Several efforts to negotiate a new regime for Northern Ireland came to nothing in the 1970s. The present talks involving four of the five vote-getting parties of the province and the governments of Ireland and Britain carry no greater promise of success. The sticking-points then still stick. But the talks, chaired by a retired Australian judge and titular chief of state now an ambassador, do bring hope. They constitute the first such endeavor since 1976. That is progress in itself.
The expressed aim is to find a regime for limited autonomy of the province which the British government would grant. It is the Ulster Unionist Party and its splinter, the Democratic Unionist Party, from the Protestant majority community, that want this. To get it, they would have to agree to measures giving the Catholic minority, as represented by the Social Democratic and Labor Party, confidence. This would probably entail a sharing of power and a link to the Irish Republic. Protestants have resisted both, but the constituency has become disenchanted with its politicians' boycott of politics since the Anglo-Irish agreement of 1985. And the world -- including the European Community to which both parts of Ireland adhere -- has changed in 15 years.

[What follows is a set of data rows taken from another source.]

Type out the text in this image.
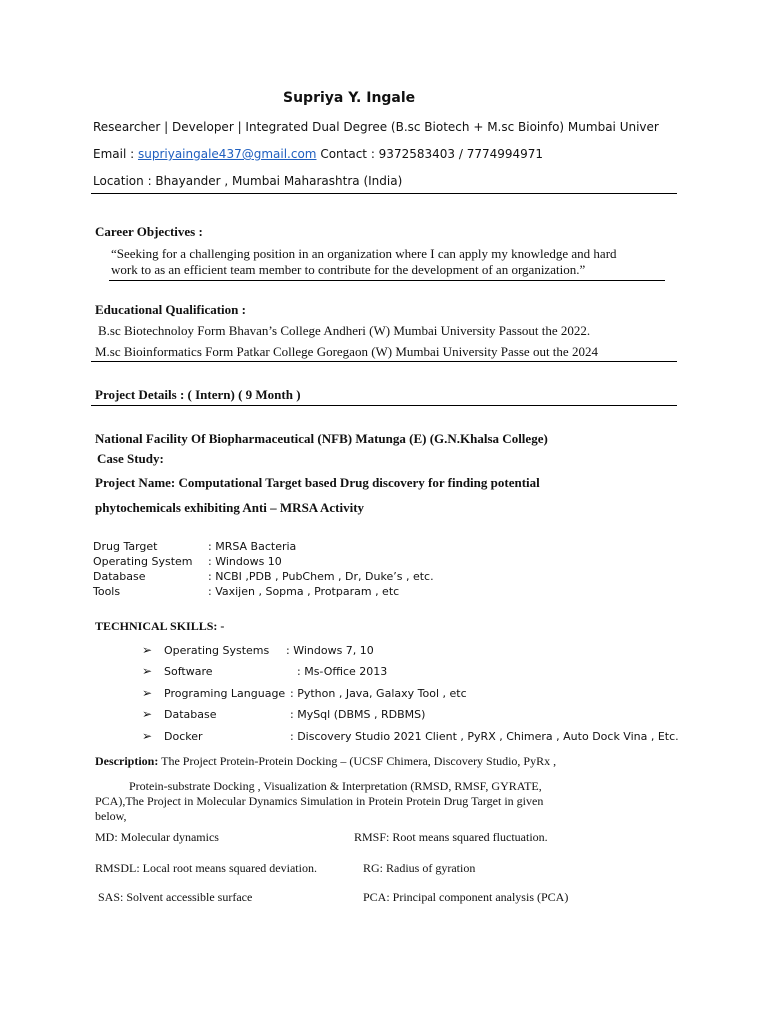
Supriya Y. Ingale
Researcher | Developer | Integrated Dual Degree (B.sc Biotech + M.sc Bioinfo) Mumbai Univer
Email : supriyaingale437@gmail.com Contact : 9372583403 / 7774994971
Location : Bhayander , Mumbai Maharashtra (India)
Career Objectives :
“Seeking for a challenging position in an organization where I can apply my knowledge and hard
work to as an efficient team member to contribute for the development of an organization.”
Educational Qualification :
B.sc Biotechnoloy Form Bhavan’s College Andheri (W) Mumbai University Passout the 2022.
M.sc Bioinformatics Form Patkar College Goregaon (W) Mumbai University Passe out the 2024
Project Details : ( Intern) ( 9 Month )
National Facility Of Biopharmaceutical (NFB) Matunga (E) (G.N.Khalsa College)
Case Study:
Project Name: Computational Target based Drug discovery for finding potential
phytochemicals exhibiting Anti – MRSA Activity
Drug Target	: MRSA Bacteria
Operating System : Windows 10
Database	: NCBI ,PDB , PubChem , Dr, Duke’s , etc.
Tools	: Vaxijen , Sopma , Protparam , etc
TECHNICAL SKILLS: -
➢ Operating Systems : Windows 7, 10
➢ Software	: Ms-Office 2013
➢ Programing Language : Python , Java, Galaxy Tool , etc
➢ Database	: MySql (DBMS , RDBMS)
➢ Docker	: Discovery Studio 2021 Client , PyRX , Chimera , Auto Dock Vina , Etc.
Description: The Project Protein-Protein Docking – (UCSF Chimera, Discovery Studio, PyRx ,
Protein-substrate Docking , Visualization & Interpretation (RMSD, RMSF, GYRATE,
PCA),The Project in Molecular Dynamics Simulation in Protein Protein Drug Target in given
below,
MD: Molecular dynamics	RMSF: Root means squared fluctuation.
RMSDL: Local root means squared deviation.	RG: Radius of gyration
SAS: Solvent accessible surface	PCA: Principal component analysis (PCA)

Missing from the table is Sinn Fein, the political face of the Irish Republican Army (IRA), which won 11 percent of the vote in the general election of 1987. Sinn Fein was not invited ostensibly for refusing to renounce violence, and in reality because others might not come if it did. Sinn Fein's own policy would not let it attend, and an empty chair at the table would serve better than exclusion. In any case, the talks are not seeking a cease-fire from the IRA, but progress without one.

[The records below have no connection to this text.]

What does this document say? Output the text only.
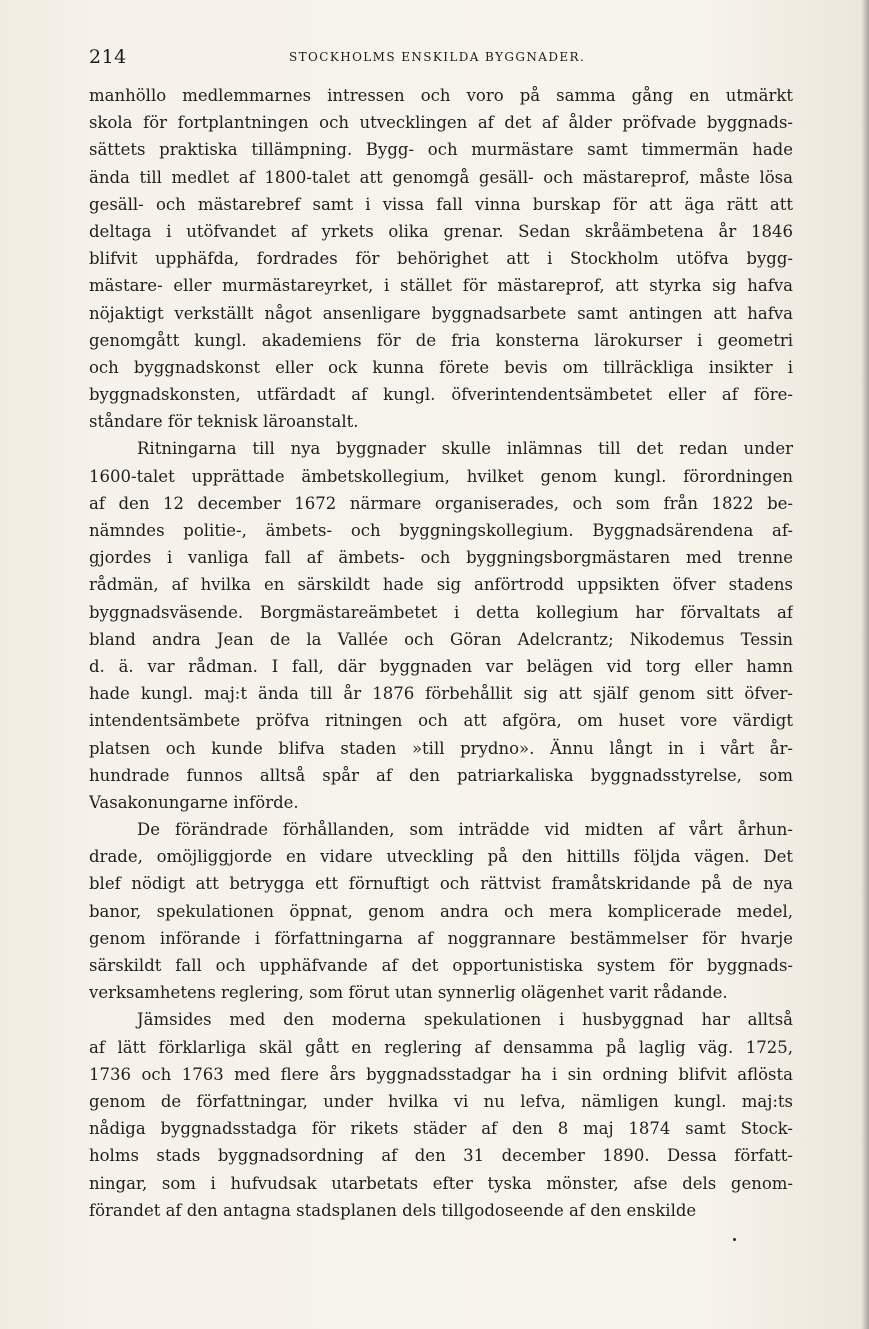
214	STOCKHOLMS ENSKILDA BYGGNADER.
manhöllo medlemmarnes intressen och voro på samma gång en utmärkt
skola för fortplantningen och utvecklingen af det af ålder pröfvade byggnads-
sättets praktiska tillämpning. Bygg- och murmästare samt timmermän hade
ända till medlet af 1800-talet att genomgå gesäll- och mästareprof, måste lösa
gesäll- och mästarebref samt i vissa fall vinna burskap för att äga rätt att
deltaga i utöfvandet af yrkets olika grenar. Sedan skråämbetena år 1846
blifvit upphäfda, fordrades för behörighet att i Stockholm utöfva bygg-
mästare- eller murmästareyrket, i stället för mästareprof, att styrka sig hafva
nöjaktigt verkställt något ansenligare byggnadsarbete samt antingen att hafva
genomgått kungl. akademiens för de fria konsterna lärokurser i geometri
och byggnadskonst eller ock kunna förete bevis om tillräckliga insikter i
byggnadskonsten, utfärdadt af kungl. öfverintendentsämbetet eller af före-
ståndare för teknisk läroanstalt.
Ritningarna till nya byggnader skulle inlämnas till det redan under
1600-talet upprättade ämbetskollegium, hvilket genom kungl. förordningen
af den 12 december 1672 närmare organiserades, och som från 1822 be-
nämndes politie-, ämbets- och byggningskollegium. Byggnadsärendena af-
gjordes i vanliga fall af ämbets- och byggningsborgmästaren med trenne
rådmän, af hvilka en särskildt hade sig anförtrodd uppsikten öfver stadens
byggnadsväsende. Borgmästareämbetet i detta kollegium har förvaltats af
bland andra Jean de la Vallée och Göran Adelcrantz; Nikodemus Tessin
d. ä. var rådman. I fall, där byggnaden var belägen vid torg eller hamn
hade kungl. maj:t ända till år 1876 förbehållit sig att själf genom sitt öfver-
intendentsämbete pröfva ritningen och att afgöra, om huset vore värdigt
platsen och kunde blifva staden »till prydno». Ännu långt in i vårt år-
hundrade funnos alltså spår af den patriarkaliska byggnadsstyrelse, som
Vasakonungarne införde.
De förändrade förhållanden, som inträdde vid midten af vårt århun-
drade, omöjliggjorde en vidare utveckling på den hittills följda vägen. Det
blef nödigt att betrygga ett förnuftigt och rättvist framåtskridande på de nya
banor, spekulationen öppnat, genom andra och mera komplicerade medel,
genom införande i författningarna af noggrannare bestämmelser för hvarje
särskildt fall och upphäfvande af det opportunistiska system för byggnads-
verksamhetens reglering, som förut utan synnerlig olägenhet varit rådande.
Jämsides med den moderna spekulationen i husbyggnad har alltså
af lätt förklarliga skäl gått en reglering af densamma på laglig väg. 1725,
1736 och 1763 med flere års byggnadsstadgar ha i sin ordning blifvit aflösta
genom de författningar, under hvilka vi nu lefva, nämligen kungl. maj:ts
nådiga byggnadsstadga för rikets städer af den 8 maj 1874 samt Stock-
holms stads byggnadsordning af den 31 december 1890. Dessa författ-
ningar, som i hufvudsak utarbetats efter tyska mönster, afse dels genom-
förandet af den antagna stadsplanen dels tillgodoseende af den enskilde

Any settlement would require consensus of the four parties on relations among them, their agreement with Dublin on relations between the two parts of Ireland, and accord between the British and Irish governments. It is a complicated business. Clearly required are first-class citizenship for all, the acceptability of both national traditions, a consultative role for Dublin and assured majority rule on status.
The unenforceable claim of the Irish Constitution of 1937 to the six counties is a barrier to settlement, and what the Protestant parties will raise with Dublin. Revision would require ratification by the Irish Republic's electorate, which would bring all the people of Ireland into any settlement, rendering it great legitimacy -- if one can be achieved. Ireland and Britain are both in the European Community and both civilized political environments. Northern Ireland is going to continue being inhabited by both Irish and Britons. Success for these talks should be within the realm of the imagination.